Figure 2: History of BTC price and drawdowns
Source: TradingView, Presto Research

Figure 2: History of BTC price and drawdowns

   

Honing in on the current drawdown

After the new ATH of US$73,757.39 on Mar. 14, 2024, BTC has undergone a correction ahead of the fourth halving on Apr. 19, 2024. This is in line with the trends seen in the previous cycles where long-term BTC holders offload their holdings in part ahead of the halving (for more, refer to The 2024 BTC Halving PreviBullish but is it tradeable?).

Figure 3. BTC price and drawdowns in 2024
Source: TradingView, Presto Research

Figure 3. BTC price and drawdowns in 2024

    

MDD vs Duration

Given a drawdown is characterized by both its depth and duration, we compare key historical drawdowns on a distribution map to see where the current drawdown stands in relation to the others in Figure 4 and Figure 5. We can observe that the maximum depth of the current drawdown is about 19%, which is within the boundary of norms. The scale of the MDD does not particularly stand out compared to other histories of MDDs that we have seen during bull runs. That said, the underwater duration of the correction appears lengthy for an MDD of this scale.

Figure 4. MDD vs underwater duration
Note: Dates are split into ranges starting from one year before n-th halving to one year before the subsequent halving.
Source: TradingView, Presto Research

Figure 4. MDD vs underwater duration.

    

Given we are currently in the bull market drawdown, narrowing down the field to include only the bull market drawdowns can yield more relevant comparison. Therefore, to zoom in on the MDDs and the underwater duration during the recovery phase, we have run the similar study excluding bear market data in Figure 5.

Noteworthy finding here is that the scale of the MDDs during bull market cycles have gradually decreased with the passing of each cycle. This supports the view that BTC is slowly but surely on its way to becoming a more mature asset, as mainstream acceptance as a store of value expands. The listing of BTC spot ETFs in the US, and potentially in other major financial centers around the world, goes a long way in accelerating that trend. Furthermore, the chart implies that, at least in terms of its scale, the current drawdown may have almost run its course, with the institutional demand serving as a floor. The biggest drawdown experienced in the current bull cycle was 23%, a mere 4% apart.
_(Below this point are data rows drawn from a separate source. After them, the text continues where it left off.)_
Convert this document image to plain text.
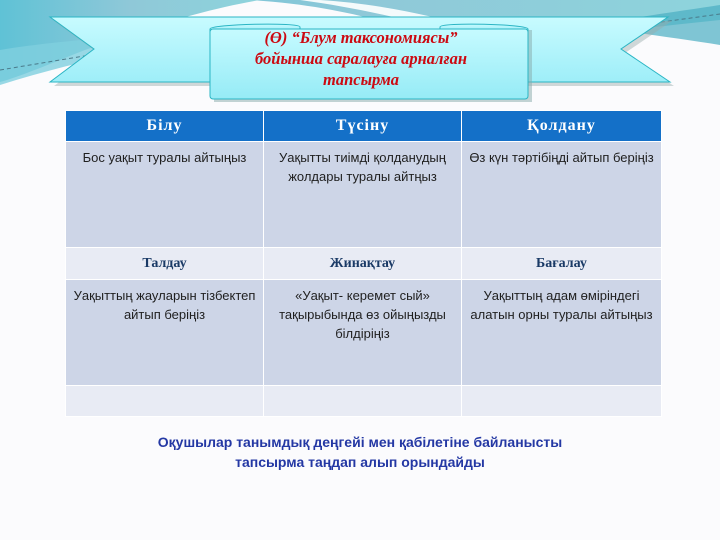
(Ө) “Блум таксономиясы”
бойынша саралауға арналған
тапсырма
Білу	Түсіну	Қолдану
Бос уақыт туралы айтыңыз	Уақытты тиімді қолданудың жолдары туралы айтңыз	Өз күн тәртібіңді айтып беріңіз
Талдау	Жинақтау	Бағалау
Уақыттың жауларын тізбектеп айтып беріңіз	«Уақыт- керемет сый» тақырыбында өз ойыңызды білдіріңіз	Уақыттың адам өміріндегі алатын орны туралы айтыңыз

Оқушылар танымдық деңгейі мен қабілетіне байланысты
тапсырма таңдап алып орындайды
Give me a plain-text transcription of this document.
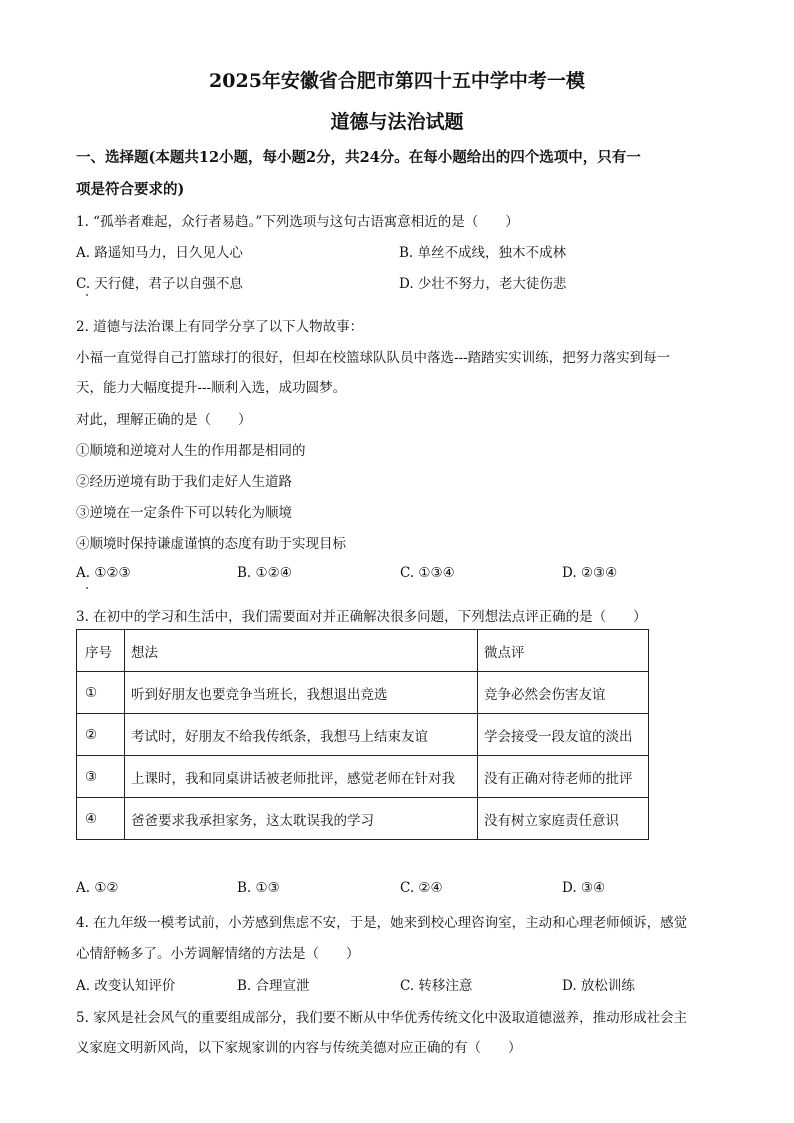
2025年安徽省合肥市第四十五中学中考一模
道德与法治试题
一、选择题(本题共12小题，每小题2分，共24分。在每小题给出的四个选项中，只有一
项是符合要求的)
1. “孤举者难起，众行者易趋。”下列选项与这句古语寓意相近的是（　　）
A. 路遥知马力，日久见人心	B. 单丝不成线，独木不成林
C. 天行健，君子以自强不息	D. 少壮不努力，老大徒伤悲
2. 道德与法治课上有同学分享了以下人物故事：
小福一直觉得自己打篮球打的很好，但却在校篮球队队员中落选---踏踏实实训练，把努力落实到每一
天，能力大幅度提升---顺利入选，成功圆梦。
对此，理解正确的是（　　）
①顺境和逆境对人生的作用都是相同的
②经历逆境有助于我们走好人生道路
③逆境在一定条件下可以转化为顺境
④顺境时保持谦虚谨慎的态度有助于实现目标
A. ①②③	B. ①②④	C. ①③④	D. ②③④
3. 在初中的学习和生活中，我们需要面对并正确解决很多问题，下列想法点评正确的是（　　）
序号	想法	微点评
①	听到好朋友也要竞争当班长，我想退出竞选	竞争必然会伤害友谊
②	考试时，好朋友不给我传纸条，我想马上结束友谊	学会接受一段友谊的淡出
③	上课时，我和同桌讲话被老师批评，感觉老师在针对我	没有正确对待老师的批评
④	爸爸要求我承担家务，这太耽误我的学习	没有树立家庭责任意识
A. ①②	B. ①③	C. ②④	D. ③④
4. 在九年级一模考试前，小芳感到焦虑不安，于是，她来到校心理咨询室，主动和心理老师倾诉，感觉
心情舒畅多了。小芳调解情绪的方法是（　　）
A. 改变认知评价	B. 合理宣泄	C. 转移注意	D. 放松训练
5. 家风是社会风气的重要组成部分，我们要不断从中华优秀传统文化中汲取道德滋养，推动形成社会主
义家庭文明新风尚，以下家规家训的内容与传统美德对应正确的有（　　）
Figure 5. MDD vs underwater duration in bull runs
Note: Each date range starts from the MDD date to the ATH date of the cycle.
Source: TradingView, Presto Research

Figure 5. MDD vs underwater duration in bull runs.

   

Conclusion

Drawdowns are an inevitable part of trading. Asset prices don’t move in a straight line, after all. It’s an occurrence that a successful trader must embrace, learn to deal with, and become comfortable with. More importantly, drawdowns can represent a window of opportunity for those who approach them with the right mindset, and having historical context can be immensely valuable in this process. Never let a good drawdown go to waste.